Larson was surprised when IndyCar driver Pato O’Ward both recognized him and knew about his NASCAR season and then took time to drive Larson around the track in a McLaren 720S. The papaya orange McLaren was screaming around the 3.2-mile circuit Sunday.

“It’s way different riding in a passenger seat. You just feel like you are getting slung around the entire time,” Larson said. “I never got to focus on the track or figure out what the corners were like. I wish I had got to do three or five consecutive laps and I would have gotten more comfortable in the passenger seat. He did a great job. Had I been in the driver seat and he was the passenger seat, I would have tried just as hard to slide the car all over the place.”

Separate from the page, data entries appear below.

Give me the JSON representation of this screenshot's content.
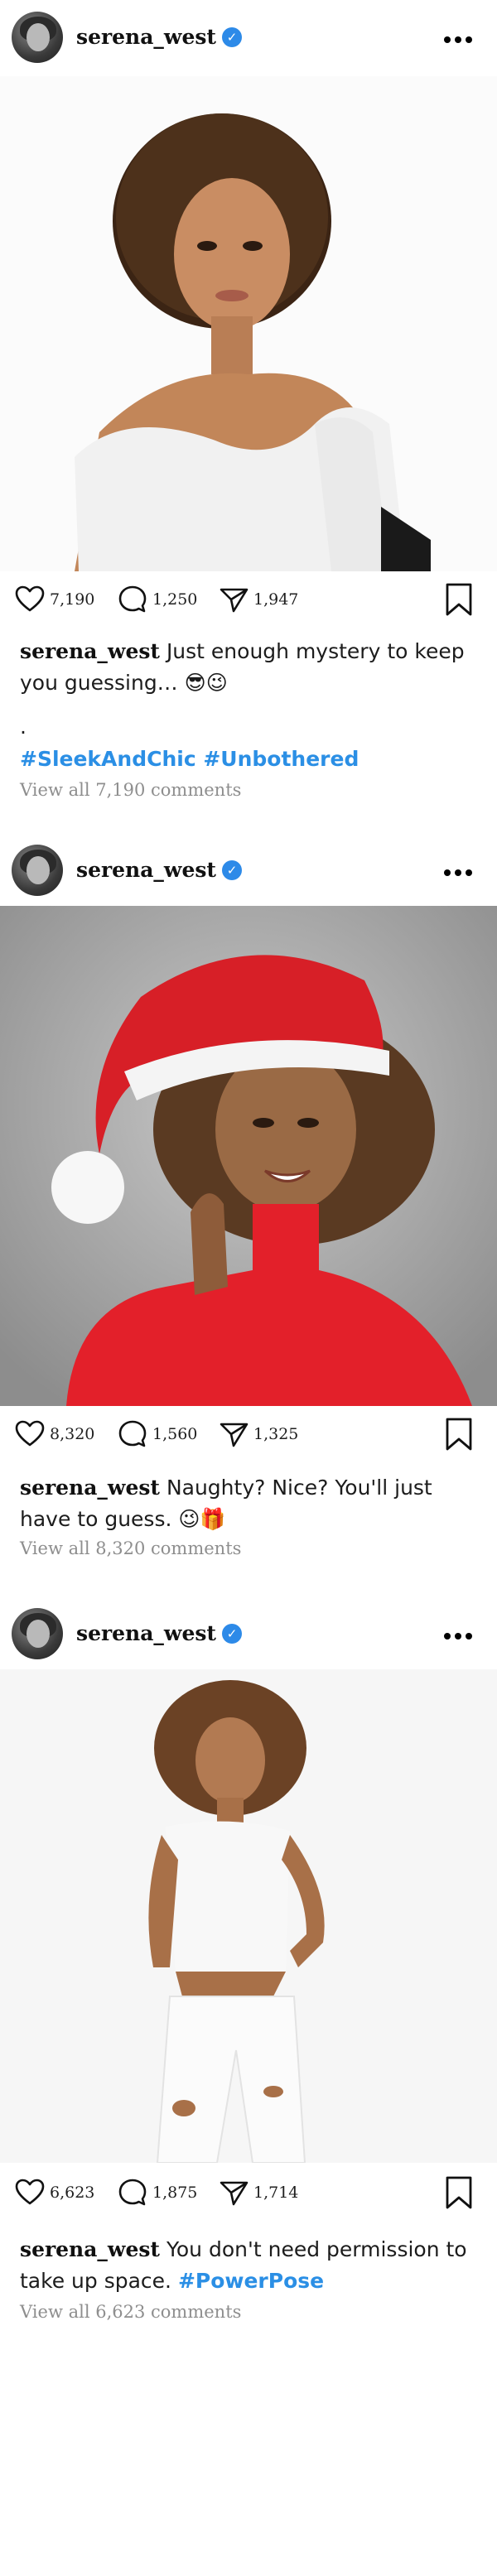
{
  "colors": {
    "accent": "#2b8fe5",
    "verified": "#2d8ae8",
    "muted": "#8e8e8e"
  },
  "icons": {
    "like": "heart-icon",
    "comment": "comment-icon",
    "share": "send-icon",
    "save": "bookmark-icon",
    "more": "more-dots-icon",
    "verified": "verified-badge-icon"
  },
  "posts": [
    {
      "username": "serena_west",
      "likes": "7,190",
      "comments": "1,250",
      "shares": "1,947",
      "caption_user": "serena_west",
      "caption_text": "Just enough mystery to keep you guessing… 😎😉",
      "caption_dot": ".",
      "hashtags": "#SleekAndChic #Unbothered",
      "view_all": "View all 7,190 comments"
    },
    {
      "username": "serena_west",
      "likes": "8,320",
      "comments": "1,560",
      "shares": "1,325",
      "caption_user": "serena_west",
      "caption_text": "Naughty? Nice? You'll just have to guess. 😉🎁",
      "view_all": "View all 8,320 comments"
    },
    {
      "username": "serena_west",
      "likes": "6,623",
      "comments": "1,875",
      "shares": "1,714",
      "caption_user": "serena_west",
      "caption_text": "You don't need permission to take up space.",
      "hashtags": "#PowerPose",
      "view_all": "View all 6,623 comments"
    }
  ]
}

He also regretted not getting more time to speak with O’Ward, who was an IndyCar championship contender last season and on Tuesday completed his first test in a Formula One car.

“I wanted to hang out with him because I wanted to ask him what is his path? He’s an IndyCar driver, how is he going to make it to Formula One?” Larson said. “He’s giving me a ride-along, and I’m curious, ‘Is this part of his path?’ I just wanted to learn his story.”

Larson said he would like to attend his next F1 race as a fan — not the NASCAR champion on a VIP pass — to enjoy the atmosphere of a grand prix weekend. On vacation until Friday, his regular experiences have been limited to tourist-type things throughout Dubai.

He visited the Burj Khalifa skyscraper and the Dubai Mall, was planning a trip to Expo 2020, and took an excursion into the desert to ride a camel, sandboard and see a fire show. It’s a great time to be the NASCAR champ, even if the ride into the desert through the dunes didn’t go over so well with the best current driver on dirt.

“I definitely didn’t like the dunes,” Larson said. “I got really sick. Well, not really sick, but very queasy sitting in the third row. No more of that for me.”